Stumped on these math problems...HELP PLZ?

4) find the values of x for which the equation is true. you do this by setting each quantity equal to 0:

x-4=0...........................x+3=0

x=4..............................x=-3

x=4 and x=-3 are the roots of the equation. the positive root is x=4

9) first, write the equation in standard form:

2(x^2)-6x+0=0

2(x^2)-6x=0

now factor out 2x:

2x(x-3)=0

(2x)(x-3)=0

now set each quantity equal to 0:

2x=0......................x-3=0

x=0........................x=3

x=0 and x=3 are the roots of the equation.
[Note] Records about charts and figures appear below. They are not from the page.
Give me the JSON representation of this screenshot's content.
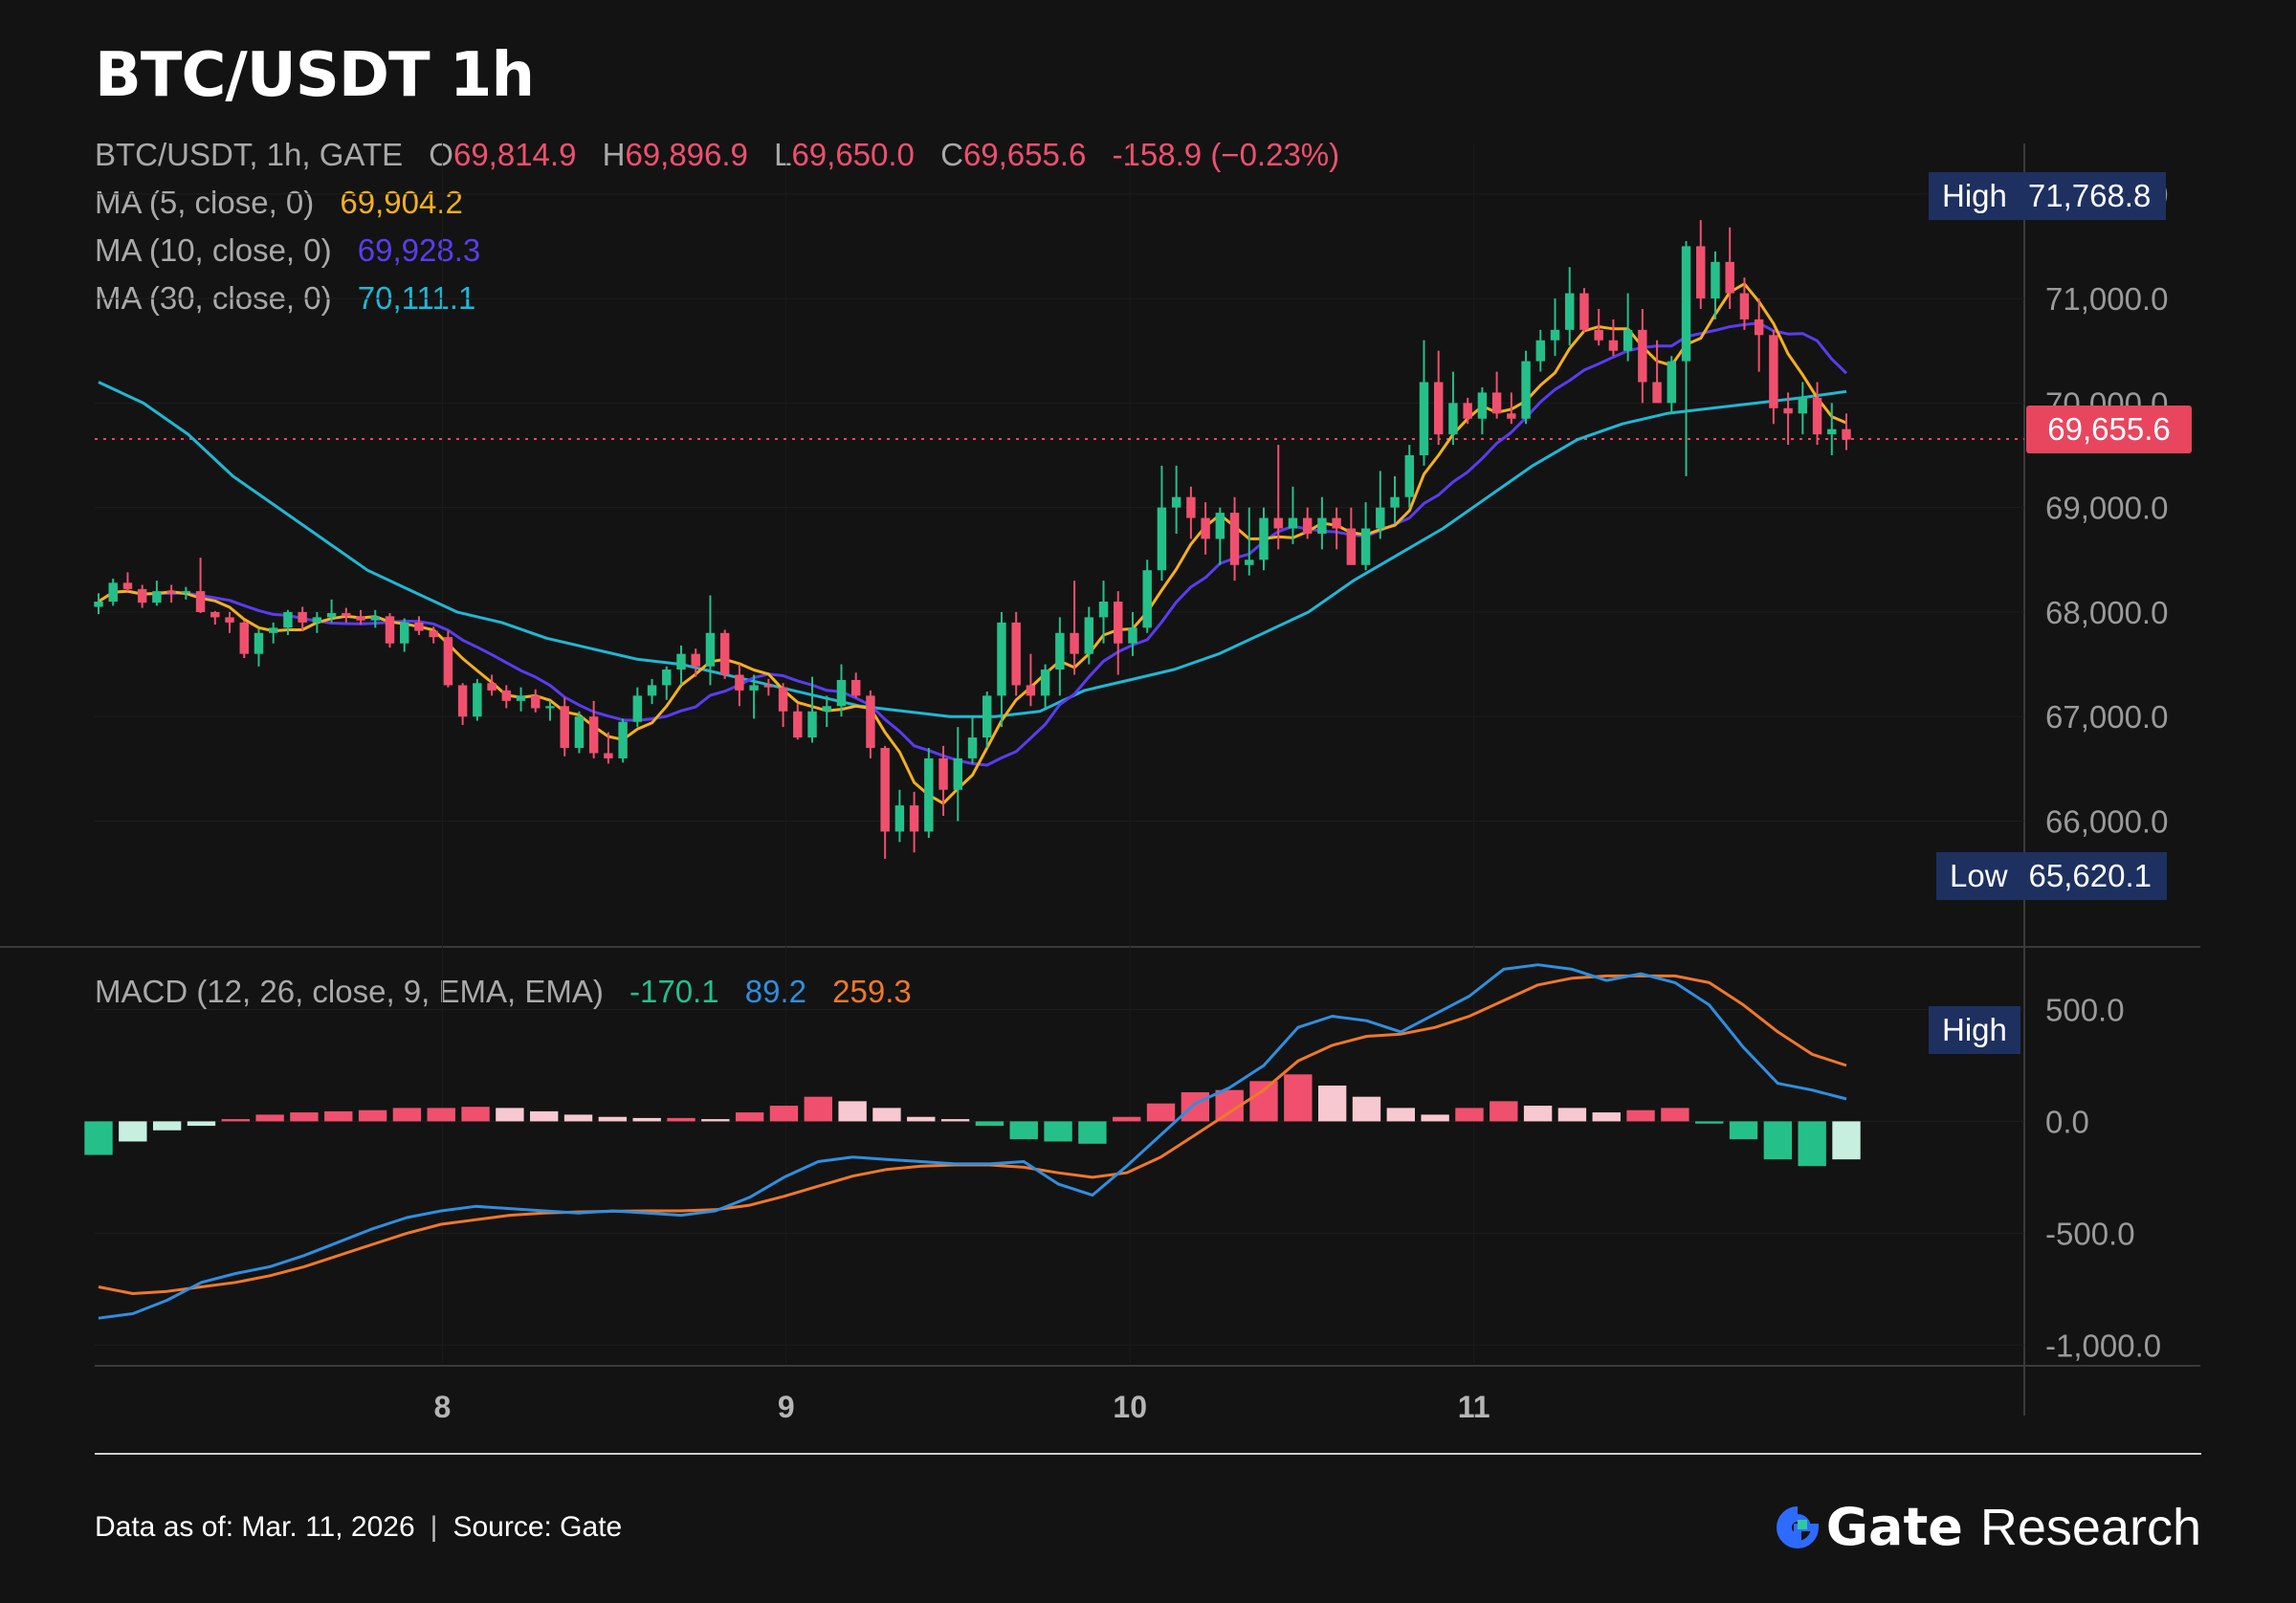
{
  "title": "BTC/USDT 1h",
  "legend": {
    "symbol": "BTC/USDT, 1h, GATE",
    "o_label": "O",
    "o_value": "69,814.9",
    "h_label": "H",
    "h_value": "69,896.9",
    "l_label": "L",
    "l_value": "69,650.0",
    "c_label": "C",
    "c_value": "69,655.6",
    "change": "-158.9 (−0.23%)",
    "ma5_label": "MA (5, close, 0)",
    "ma5_value": "69,904.2",
    "ma10_label": "MA (10, close, 0)",
    "ma10_value": "69,928.3",
    "ma30_label": "MA (30, close, 0)",
    "ma30_value": "70,111.1",
    "macd_label": "MACD (12, 26, close, 9, EMA, EMA)",
    "macd_hist": "-170.1",
    "macd_line": "89.2",
    "macd_signal": "259.3"
  },
  "tags": {
    "high_label": "High",
    "high_value": "71,768.8",
    "low_label": "Low",
    "low_value": "65,620.1",
    "last_price": "69,655.6",
    "macd_high_label": "High"
  },
  "footer": {
    "data_as_of": "Data as of: Mar. 11, 2026",
    "source": "Source:  Gate",
    "brand_name": "Gate",
    "brand_suffix": "Research"
  },
  "colors": {
    "up": "#25c08a",
    "down": "#f0506e",
    "ma5": "#f5b01b",
    "ma10": "#5a3cf0",
    "ma30": "#1fb8d6",
    "macd": "#2f8fe0",
    "signal": "#f0782a",
    "tag_bg": "#1d3060",
    "price_tag": "#e8465e"
  },
  "chart_data": [
    {
      "type": "candlestick",
      "title": "BTC/USDT 1h",
      "price_axis": {
        "ticks": [
          "72,000.0",
          "71,000.0",
          "70,000.0",
          "69,000.0",
          "68,000.0",
          "67,000.0",
          "66,000.0"
        ],
        "tick_values": [
          72000,
          71000,
          70000,
          69000,
          68000,
          67000,
          66000
        ],
        "ylim": [
          65300,
          72300
        ]
      },
      "x_ticks": [
        "8",
        "9",
        "10",
        "11"
      ],
      "x_tick_bars": [
        24,
        48,
        72,
        96
      ],
      "last_price": 69655.6,
      "high": 71768.8,
      "low": 65620.1,
      "candles": [
        [
          68050,
          68180,
          67980,
          68100
        ],
        [
          68100,
          68320,
          68060,
          68280
        ],
        [
          68280,
          68380,
          68200,
          68220
        ],
        [
          68220,
          68260,
          68040,
          68090
        ],
        [
          68090,
          68300,
          68060,
          68200
        ],
        [
          68200,
          68260,
          68090,
          68180
        ],
        [
          68180,
          68240,
          68120,
          68200
        ],
        [
          68200,
          68520,
          67990,
          68000
        ],
        [
          68000,
          68010,
          67880,
          67950
        ],
        [
          67950,
          68000,
          67800,
          67900
        ],
        [
          67900,
          67920,
          67560,
          67600
        ],
        [
          67600,
          67840,
          67480,
          67800
        ],
        [
          67800,
          67900,
          67700,
          67850
        ],
        [
          67850,
          68020,
          67780,
          68000
        ],
        [
          68000,
          68050,
          67820,
          67900
        ],
        [
          67900,
          68000,
          67800,
          67950
        ],
        [
          67950,
          68120,
          67900,
          67990
        ],
        [
          67990,
          68040,
          67900,
          67960
        ],
        [
          67960,
          68020,
          67880,
          67920
        ],
        [
          67920,
          68020,
          67850,
          67960
        ],
        [
          67960,
          67990,
          67660,
          67700
        ],
        [
          67700,
          67940,
          67620,
          67900
        ],
        [
          67900,
          67960,
          67780,
          67820
        ],
        [
          67820,
          67860,
          67700,
          67760
        ],
        [
          67760,
          67820,
          67280,
          67300
        ],
        [
          67300,
          67320,
          66920,
          67000
        ],
        [
          67000,
          67360,
          66960,
          67320
        ],
        [
          67320,
          67400,
          67200,
          67250
        ],
        [
          67250,
          67300,
          67080,
          67150
        ],
        [
          67150,
          67280,
          67050,
          67200
        ],
        [
          67200,
          67260,
          67040,
          67080
        ],
        [
          67080,
          67150,
          66960,
          67100
        ],
        [
          67100,
          67180,
          66620,
          66700
        ],
        [
          66700,
          67050,
          66650,
          67000
        ],
        [
          67000,
          67150,
          66600,
          66650
        ],
        [
          66650,
          66850,
          66550,
          66600
        ],
        [
          66600,
          66980,
          66560,
          66950
        ],
        [
          66950,
          67280,
          66900,
          67200
        ],
        [
          67200,
          67360,
          67120,
          67300
        ],
        [
          67300,
          67480,
          67160,
          67450
        ],
        [
          67450,
          67680,
          67300,
          67600
        ],
        [
          67600,
          67650,
          67380,
          67480
        ],
        [
          67480,
          68160,
          67300,
          67800
        ],
        [
          67800,
          67830,
          67360,
          67400
        ],
        [
          67400,
          67500,
          67100,
          67250
        ],
        [
          67250,
          67400,
          66980,
          67300
        ],
        [
          67300,
          67360,
          67200,
          67280
        ],
        [
          67280,
          67320,
          66900,
          67050
        ],
        [
          67050,
          67120,
          66780,
          66800
        ],
        [
          66800,
          67380,
          66750,
          67050
        ],
        [
          67050,
          67200,
          66900,
          67100
        ],
        [
          67100,
          67500,
          67000,
          67350
        ],
        [
          67350,
          67420,
          67180,
          67200
        ],
        [
          67200,
          67250,
          66600,
          66700
        ],
        [
          66700,
          66720,
          65640,
          65900
        ],
        [
          65900,
          66300,
          65800,
          66150
        ],
        [
          66150,
          66280,
          65700,
          65900
        ],
        [
          65900,
          66700,
          65840,
          66600
        ],
        [
          66600,
          66720,
          66050,
          66300
        ],
        [
          66300,
          66900,
          66000,
          66600
        ],
        [
          66600,
          67000,
          66550,
          66800
        ],
        [
          66800,
          67240,
          66700,
          67200
        ],
        [
          67200,
          68000,
          66900,
          67900
        ],
        [
          67900,
          68000,
          67200,
          67300
        ],
        [
          67300,
          67600,
          67100,
          67200
        ],
        [
          67200,
          67500,
          67080,
          67450
        ],
        [
          67450,
          67950,
          67200,
          67800
        ],
        [
          67800,
          68300,
          67400,
          67600
        ],
        [
          67600,
          68050,
          67500,
          67950
        ],
        [
          67950,
          68300,
          67700,
          68100
        ],
        [
          68100,
          68200,
          67400,
          67700
        ],
        [
          67700,
          68000,
          67580,
          67850
        ],
        [
          67850,
          68500,
          67800,
          68400
        ],
        [
          68400,
          69400,
          68300,
          69000
        ],
        [
          69000,
          69400,
          68750,
          69100
        ],
        [
          69100,
          69200,
          68700,
          68900
        ],
        [
          68900,
          69050,
          68550,
          68700
        ],
        [
          68700,
          69000,
          68450,
          68950
        ],
        [
          68950,
          69100,
          68300,
          68450
        ],
        [
          68450,
          69000,
          68350,
          68500
        ],
        [
          68500,
          69000,
          68400,
          68900
        ],
        [
          68900,
          69600,
          68600,
          68800
        ],
        [
          68800,
          69200,
          68650,
          68900
        ],
        [
          68900,
          69000,
          68700,
          68750
        ],
        [
          68750,
          69100,
          68600,
          68900
        ],
        [
          68900,
          69000,
          68600,
          68800
        ],
        [
          68800,
          69000,
          68500,
          68450
        ],
        [
          68450,
          69050,
          68400,
          68800
        ],
        [
          68800,
          69350,
          68700,
          69000
        ],
        [
          69000,
          69300,
          68850,
          69100
        ],
        [
          69100,
          69600,
          69000,
          69500
        ],
        [
          69500,
          70600,
          69400,
          70200
        ],
        [
          70200,
          70500,
          69600,
          69700
        ],
        [
          69700,
          70300,
          69600,
          70000
        ],
        [
          70000,
          70050,
          69800,
          69850
        ],
        [
          69850,
          70150,
          69700,
          70100
        ],
        [
          70100,
          70300,
          69850,
          69900
        ],
        [
          69900,
          70100,
          69800,
          69850
        ],
        [
          69850,
          70500,
          69800,
          70400
        ],
        [
          70400,
          70700,
          70300,
          70600
        ],
        [
          70600,
          71000,
          70450,
          70700
        ],
        [
          70700,
          71300,
          70550,
          71050
        ],
        [
          71050,
          71100,
          70680,
          70700
        ],
        [
          70700,
          70900,
          70550,
          70600
        ],
        [
          70600,
          70800,
          70450,
          70500
        ],
        [
          70500,
          71050,
          70400,
          70700
        ],
        [
          70700,
          70900,
          70000,
          70200
        ],
        [
          70200,
          70600,
          70050,
          70000
        ],
        [
          70000,
          70450,
          69900,
          70400
        ],
        [
          70400,
          71550,
          69300,
          71500
        ],
        [
          71500,
          71750,
          70900,
          71000
        ],
        [
          71000,
          71450,
          70800,
          71350
        ],
        [
          71350,
          71680,
          70900,
          71050
        ],
        [
          71050,
          71200,
          70700,
          70800
        ],
        [
          70800,
          71000,
          70300,
          70650
        ],
        [
          70650,
          70700,
          69800,
          69950
        ],
        [
          69950,
          70100,
          69600,
          69900
        ],
        [
          69900,
          70200,
          69700,
          70050
        ],
        [
          70050,
          70200,
          69600,
          69700
        ],
        [
          69700,
          70000,
          69500,
          69750
        ],
        [
          69750,
          69900,
          69550,
          69650
        ]
      ]
    },
    {
      "type": "line",
      "title": "MA",
      "series": [
        {
          "name": "MA (5, close, 0)",
          "color": "#f5b01b"
        },
        {
          "name": "MA (10, close, 0)",
          "color": "#5a3cf0"
        },
        {
          "name": "MA (30, close, 0)",
          "color": "#1fb8d6",
          "values": [
            70200,
            70000,
            69700,
            69300,
            69000,
            68700,
            68400,
            68200,
            68000,
            67900,
            67750,
            67650,
            67550,
            67500,
            67400,
            67300,
            67200,
            67100,
            67050,
            67000,
            67000,
            67050,
            67250,
            67350,
            67450,
            67600,
            67800,
            68000,
            68300,
            68550,
            68800,
            69100,
            69400,
            69650,
            69800,
            69900,
            69950,
            70000,
            70050,
            70110
          ]
        }
      ]
    },
    {
      "type": "macd",
      "title": "MACD (12, 26, close, 9, EMA, EMA)",
      "axis": {
        "ticks": [
          "500.0",
          "0.0",
          "-500.0",
          "-1,000.0"
        ],
        "tick_values": [
          500,
          0,
          -500,
          -1000
        ],
        "ylim": [
          -1080,
          780
        ]
      },
      "macd_line": [
        -880,
        -860,
        -800,
        -720,
        -680,
        -650,
        -600,
        -540,
        -480,
        -430,
        -400,
        -380,
        -390,
        -400,
        -410,
        -400,
        -410,
        -420,
        -400,
        -340,
        -250,
        -180,
        -160,
        -170,
        -180,
        -190,
        -190,
        -180,
        -280,
        -330,
        -200,
        -60,
        80,
        150,
        250,
        420,
        470,
        450,
        400,
        480,
        560,
        680,
        700,
        680,
        630,
        660,
        620,
        520,
        330,
        170,
        140,
        100
      ],
      "signal_line": [
        -740,
        -770,
        -760,
        -740,
        -720,
        -690,
        -650,
        -600,
        -550,
        -500,
        -460,
        -440,
        -420,
        -410,
        -405,
        -402,
        -400,
        -400,
        -395,
        -375,
        -335,
        -290,
        -245,
        -215,
        -200,
        -195,
        -195,
        -205,
        -230,
        -250,
        -230,
        -160,
        -60,
        40,
        140,
        270,
        340,
        380,
        390,
        420,
        470,
        540,
        610,
        640,
        650,
        650,
        650,
        620,
        520,
        400,
        300,
        250
      ],
      "histogram": [
        -150,
        -90,
        -40,
        -20,
        10,
        30,
        40,
        45,
        50,
        60,
        60,
        65,
        60,
        45,
        30,
        20,
        15,
        15,
        10,
        40,
        70,
        110,
        90,
        60,
        20,
        10,
        -20,
        -80,
        -90,
        -100,
        20,
        80,
        130,
        140,
        180,
        210,
        160,
        110,
        60,
        30,
        60,
        90,
        70,
        60,
        40,
        50,
        60,
        -10,
        -80,
        -170,
        -200,
        -170
      ]
    }
  ]
}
11) this equation is a quadratic, and it is the difference of two squares. the factoring of it looks like this:

(x-7)(x+7)=0

now set each quantity equal to 0:

x-7=0...................x+7=0

x=7......................x=-7

x=7 and x=-7 are the roots of the equation. the positive root is x=7

another way: you could just: add 49 to both sides:

x^2=49

then take the square root of both sides (but because it's a quadratic, the square root will be ±):

x=±7

12) this equation is a quadratic, and it is the difference of two squares. the factoring of it looks like this:

(x-9)(x+9)=0

now set each quantity equal to 0:

x-9=0...................x+9=0

x=9......................x=-9

x=9 and x=-9 are the roots of the equation. the positive root is x=9

another way: you could just: add 81 to both sides:

x^2=81

then take the square root of both sides (but because it's a quadratic, the square root will be ±):

x=±9

4) x=4

9)2x^2 -6x = 0 ie 2x(x-3)=0 so x=0 or x=3

11) X^2=49 x=sqrt(49) x=7

12)similar to11

4. +4, the negative root would be -3

9. 2x = 6,; x = 3.

2(3)^2 = 6(3)

18 = 18

11. +7, and negative root would be -7

(x-7)(x+7)= 0

12. same technique as above. +9